AMD could have used CR5 instead of CR8 too. Both could (and probably should have) used an MSR for those bits. Numbers are just numbers. I really don't think there's need for much speculation here.
I’m not sure why I have to defend my curiosity, but the engineering decision to add CR4, instead of using the existing CR1 which was literally all bits “reserved for future use”, is just interesting to me. Especially because MSRs were also an option. There must have been a reason, however minutious, leading to that, and I’d like to know.
Though it’s mostly just a corollary to the existence of the completely reserved CR1 itself, which was added in the 386 at the same time as CR2 and CR3 (so I don’t think compatibility concerns apply). CR1 is entirely a forbidden zone between the well-defined CR0 and CR2. At the time, we thought that maybe CR1 was supposed to be the next register new control bits would be added into once the adjacent CR0 is full, but then Intel introduced CR4 for that instead, and made the whole CR1 gap more mysterious.
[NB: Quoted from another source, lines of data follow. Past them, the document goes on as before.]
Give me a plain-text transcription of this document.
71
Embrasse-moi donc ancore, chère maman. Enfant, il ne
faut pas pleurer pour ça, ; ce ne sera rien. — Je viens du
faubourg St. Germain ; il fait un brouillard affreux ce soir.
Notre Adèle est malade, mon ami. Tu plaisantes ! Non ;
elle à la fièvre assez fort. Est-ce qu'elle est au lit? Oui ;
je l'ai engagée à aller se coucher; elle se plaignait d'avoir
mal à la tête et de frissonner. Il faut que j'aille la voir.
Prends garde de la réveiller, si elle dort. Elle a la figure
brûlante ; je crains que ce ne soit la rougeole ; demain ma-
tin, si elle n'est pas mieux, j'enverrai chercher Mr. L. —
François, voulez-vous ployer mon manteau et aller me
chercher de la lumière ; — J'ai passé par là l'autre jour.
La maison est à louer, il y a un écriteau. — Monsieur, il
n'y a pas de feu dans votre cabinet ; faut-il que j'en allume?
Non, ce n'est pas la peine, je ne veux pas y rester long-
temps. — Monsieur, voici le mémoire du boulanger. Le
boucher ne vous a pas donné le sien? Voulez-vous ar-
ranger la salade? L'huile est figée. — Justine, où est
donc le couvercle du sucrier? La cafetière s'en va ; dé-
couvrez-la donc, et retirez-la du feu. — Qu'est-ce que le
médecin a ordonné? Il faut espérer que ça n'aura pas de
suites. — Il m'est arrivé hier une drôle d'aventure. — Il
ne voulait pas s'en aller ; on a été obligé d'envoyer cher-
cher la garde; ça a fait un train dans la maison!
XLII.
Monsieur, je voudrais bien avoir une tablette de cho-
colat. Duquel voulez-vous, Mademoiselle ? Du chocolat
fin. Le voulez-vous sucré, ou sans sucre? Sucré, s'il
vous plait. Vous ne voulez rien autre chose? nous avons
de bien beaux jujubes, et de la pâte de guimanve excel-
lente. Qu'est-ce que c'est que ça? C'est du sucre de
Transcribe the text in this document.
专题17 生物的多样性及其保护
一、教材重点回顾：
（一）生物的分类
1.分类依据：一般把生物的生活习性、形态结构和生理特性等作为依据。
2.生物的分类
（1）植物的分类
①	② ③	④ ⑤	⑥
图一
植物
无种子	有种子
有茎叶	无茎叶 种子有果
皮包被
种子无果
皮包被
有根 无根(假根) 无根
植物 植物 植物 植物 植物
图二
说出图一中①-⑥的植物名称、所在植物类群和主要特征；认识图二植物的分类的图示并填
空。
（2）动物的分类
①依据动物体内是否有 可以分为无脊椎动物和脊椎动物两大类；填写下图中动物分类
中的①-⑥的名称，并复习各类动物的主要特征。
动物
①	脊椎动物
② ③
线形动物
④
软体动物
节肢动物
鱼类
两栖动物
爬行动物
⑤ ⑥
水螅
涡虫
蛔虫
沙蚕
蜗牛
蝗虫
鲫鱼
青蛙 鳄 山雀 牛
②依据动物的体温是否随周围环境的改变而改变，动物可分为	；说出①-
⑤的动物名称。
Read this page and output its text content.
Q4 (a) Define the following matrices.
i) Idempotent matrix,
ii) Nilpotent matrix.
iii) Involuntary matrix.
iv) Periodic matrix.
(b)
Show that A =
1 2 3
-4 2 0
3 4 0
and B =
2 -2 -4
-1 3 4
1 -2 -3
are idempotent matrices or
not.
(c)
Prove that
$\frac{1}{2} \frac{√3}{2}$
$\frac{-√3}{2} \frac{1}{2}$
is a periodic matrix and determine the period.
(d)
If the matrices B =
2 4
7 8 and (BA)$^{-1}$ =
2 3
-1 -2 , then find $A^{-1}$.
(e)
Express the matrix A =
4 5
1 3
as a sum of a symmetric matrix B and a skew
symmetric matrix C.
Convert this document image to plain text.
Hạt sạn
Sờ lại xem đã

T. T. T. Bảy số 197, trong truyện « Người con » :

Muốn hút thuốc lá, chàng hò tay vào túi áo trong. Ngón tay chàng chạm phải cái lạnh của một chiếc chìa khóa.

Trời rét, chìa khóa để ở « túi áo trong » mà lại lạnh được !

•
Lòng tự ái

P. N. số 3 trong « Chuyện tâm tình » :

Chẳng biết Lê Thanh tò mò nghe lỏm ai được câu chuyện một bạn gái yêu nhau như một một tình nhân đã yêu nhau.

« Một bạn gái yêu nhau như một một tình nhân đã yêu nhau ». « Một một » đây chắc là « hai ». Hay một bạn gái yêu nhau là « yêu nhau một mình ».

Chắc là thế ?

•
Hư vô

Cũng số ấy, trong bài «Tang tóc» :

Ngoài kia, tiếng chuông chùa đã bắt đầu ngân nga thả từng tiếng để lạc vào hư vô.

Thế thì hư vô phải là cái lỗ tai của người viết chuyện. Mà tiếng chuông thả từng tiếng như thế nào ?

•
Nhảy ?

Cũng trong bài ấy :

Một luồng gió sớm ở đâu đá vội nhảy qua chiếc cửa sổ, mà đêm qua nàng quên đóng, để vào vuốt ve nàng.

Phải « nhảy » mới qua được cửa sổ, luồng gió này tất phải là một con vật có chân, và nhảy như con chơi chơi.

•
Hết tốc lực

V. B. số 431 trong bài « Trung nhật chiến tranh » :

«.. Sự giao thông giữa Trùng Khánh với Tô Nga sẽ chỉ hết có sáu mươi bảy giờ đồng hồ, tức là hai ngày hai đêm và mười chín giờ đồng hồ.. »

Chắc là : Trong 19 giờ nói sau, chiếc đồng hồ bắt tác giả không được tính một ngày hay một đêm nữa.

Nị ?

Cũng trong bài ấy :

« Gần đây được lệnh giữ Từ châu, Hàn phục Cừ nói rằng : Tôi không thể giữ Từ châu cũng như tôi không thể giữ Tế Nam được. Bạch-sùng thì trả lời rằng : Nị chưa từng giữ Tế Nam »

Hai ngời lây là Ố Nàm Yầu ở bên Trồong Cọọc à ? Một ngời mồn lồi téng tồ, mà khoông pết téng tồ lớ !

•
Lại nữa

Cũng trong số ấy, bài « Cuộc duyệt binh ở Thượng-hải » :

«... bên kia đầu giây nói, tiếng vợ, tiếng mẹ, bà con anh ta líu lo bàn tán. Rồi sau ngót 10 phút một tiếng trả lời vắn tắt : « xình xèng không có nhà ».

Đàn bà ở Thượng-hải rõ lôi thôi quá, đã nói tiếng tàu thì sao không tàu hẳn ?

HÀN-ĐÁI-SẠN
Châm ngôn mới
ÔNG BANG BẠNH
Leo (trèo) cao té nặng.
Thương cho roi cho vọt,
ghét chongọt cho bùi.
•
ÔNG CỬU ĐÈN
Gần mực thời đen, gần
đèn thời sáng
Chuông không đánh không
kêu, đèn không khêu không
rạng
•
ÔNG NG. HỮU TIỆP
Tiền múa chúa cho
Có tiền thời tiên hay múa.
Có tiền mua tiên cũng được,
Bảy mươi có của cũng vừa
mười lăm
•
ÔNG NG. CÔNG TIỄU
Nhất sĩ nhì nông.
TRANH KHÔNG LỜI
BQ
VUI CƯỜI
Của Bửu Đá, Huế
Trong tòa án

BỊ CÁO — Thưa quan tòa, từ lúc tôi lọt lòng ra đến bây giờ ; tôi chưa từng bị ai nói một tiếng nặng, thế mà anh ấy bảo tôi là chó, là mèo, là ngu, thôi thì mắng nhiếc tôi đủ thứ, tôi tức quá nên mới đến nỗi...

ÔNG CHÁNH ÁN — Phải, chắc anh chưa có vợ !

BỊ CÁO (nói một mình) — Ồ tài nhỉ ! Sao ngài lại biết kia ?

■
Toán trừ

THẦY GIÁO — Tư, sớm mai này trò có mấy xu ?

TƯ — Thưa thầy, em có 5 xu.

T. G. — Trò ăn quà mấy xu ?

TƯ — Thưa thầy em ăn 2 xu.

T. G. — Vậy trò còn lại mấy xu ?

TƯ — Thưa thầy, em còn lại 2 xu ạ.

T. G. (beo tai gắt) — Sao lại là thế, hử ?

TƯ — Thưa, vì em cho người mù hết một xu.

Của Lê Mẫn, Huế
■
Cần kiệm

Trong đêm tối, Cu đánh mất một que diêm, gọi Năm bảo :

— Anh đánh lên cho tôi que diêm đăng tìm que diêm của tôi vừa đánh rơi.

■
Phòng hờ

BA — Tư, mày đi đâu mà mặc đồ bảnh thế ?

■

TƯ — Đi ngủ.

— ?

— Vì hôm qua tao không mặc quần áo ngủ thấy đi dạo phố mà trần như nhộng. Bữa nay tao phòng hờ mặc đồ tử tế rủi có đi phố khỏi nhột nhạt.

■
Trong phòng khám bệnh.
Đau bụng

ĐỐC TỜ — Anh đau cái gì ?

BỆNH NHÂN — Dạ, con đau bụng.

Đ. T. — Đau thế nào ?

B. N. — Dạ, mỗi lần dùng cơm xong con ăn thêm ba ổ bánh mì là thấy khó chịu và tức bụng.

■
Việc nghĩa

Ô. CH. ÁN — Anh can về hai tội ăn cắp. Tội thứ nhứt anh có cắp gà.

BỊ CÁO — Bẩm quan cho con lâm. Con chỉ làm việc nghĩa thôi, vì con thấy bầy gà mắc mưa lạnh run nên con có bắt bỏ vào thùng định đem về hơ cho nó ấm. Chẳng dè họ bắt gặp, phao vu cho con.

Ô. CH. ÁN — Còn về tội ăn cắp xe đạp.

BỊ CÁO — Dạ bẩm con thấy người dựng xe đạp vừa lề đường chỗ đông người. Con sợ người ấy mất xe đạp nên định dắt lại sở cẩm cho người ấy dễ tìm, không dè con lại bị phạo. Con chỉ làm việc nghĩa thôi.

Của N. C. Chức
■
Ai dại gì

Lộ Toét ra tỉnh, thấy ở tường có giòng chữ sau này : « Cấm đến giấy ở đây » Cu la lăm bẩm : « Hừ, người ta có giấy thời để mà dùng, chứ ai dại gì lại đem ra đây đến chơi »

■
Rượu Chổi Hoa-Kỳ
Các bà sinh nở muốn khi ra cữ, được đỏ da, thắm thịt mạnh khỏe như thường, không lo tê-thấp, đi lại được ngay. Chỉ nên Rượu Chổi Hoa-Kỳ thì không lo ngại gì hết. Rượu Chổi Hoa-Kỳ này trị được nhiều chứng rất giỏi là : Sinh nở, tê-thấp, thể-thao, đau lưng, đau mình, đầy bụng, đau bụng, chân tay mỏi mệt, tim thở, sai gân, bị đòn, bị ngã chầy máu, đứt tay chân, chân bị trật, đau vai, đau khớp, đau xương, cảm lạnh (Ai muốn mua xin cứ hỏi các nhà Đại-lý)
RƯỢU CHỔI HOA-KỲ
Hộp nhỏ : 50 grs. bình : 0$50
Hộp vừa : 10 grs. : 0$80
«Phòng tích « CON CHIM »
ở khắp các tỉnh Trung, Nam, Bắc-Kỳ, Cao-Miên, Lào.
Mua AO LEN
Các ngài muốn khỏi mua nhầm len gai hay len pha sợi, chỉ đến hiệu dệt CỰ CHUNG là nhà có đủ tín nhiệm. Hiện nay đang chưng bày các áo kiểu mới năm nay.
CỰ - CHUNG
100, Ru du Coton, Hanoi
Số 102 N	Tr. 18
That Intel decided to skip CR1 entirely speaks of a story. Before I knew of the plans of having an on chip cache, this story was a giant mystery. Now that I know of the possibility that it might have been related to the late-scrapped plans of having an on-chip cache on the 386, I think that’s a pretty interesting potential reason already, but I’m not yet satisfied unless confirmed.
But if CR1 actually exists in the 386 in some form other than the encoding, then that's massive news.
I always assumed CR8 was used because (a) it prevents access outside 64-bit mode, and (b) being the creators of 64-bit mode, there's a guarantee Intel has no plans of using such a register for something else.
To be clear, sure, that's surely the case. The REX encoding added an extra bit to the register field used by the movcr instructions, giving you 16. So... might as well.
Nonetheless the "official" means for adding state to an x86 is an MSR. And in particular there's no good reason for putting this in legacy spaces like CRs: CR8 is an interrupt control register, unrelated to the MMU control in CR0/2/3.
(In fact the proof of this is that within the decade, x86 interrupt handling needed to evolve in the direction of MSI's and x2apic, something that even the newly-expanded CR registers were completely inadequate to do. So we do that stuff in MSRs too.)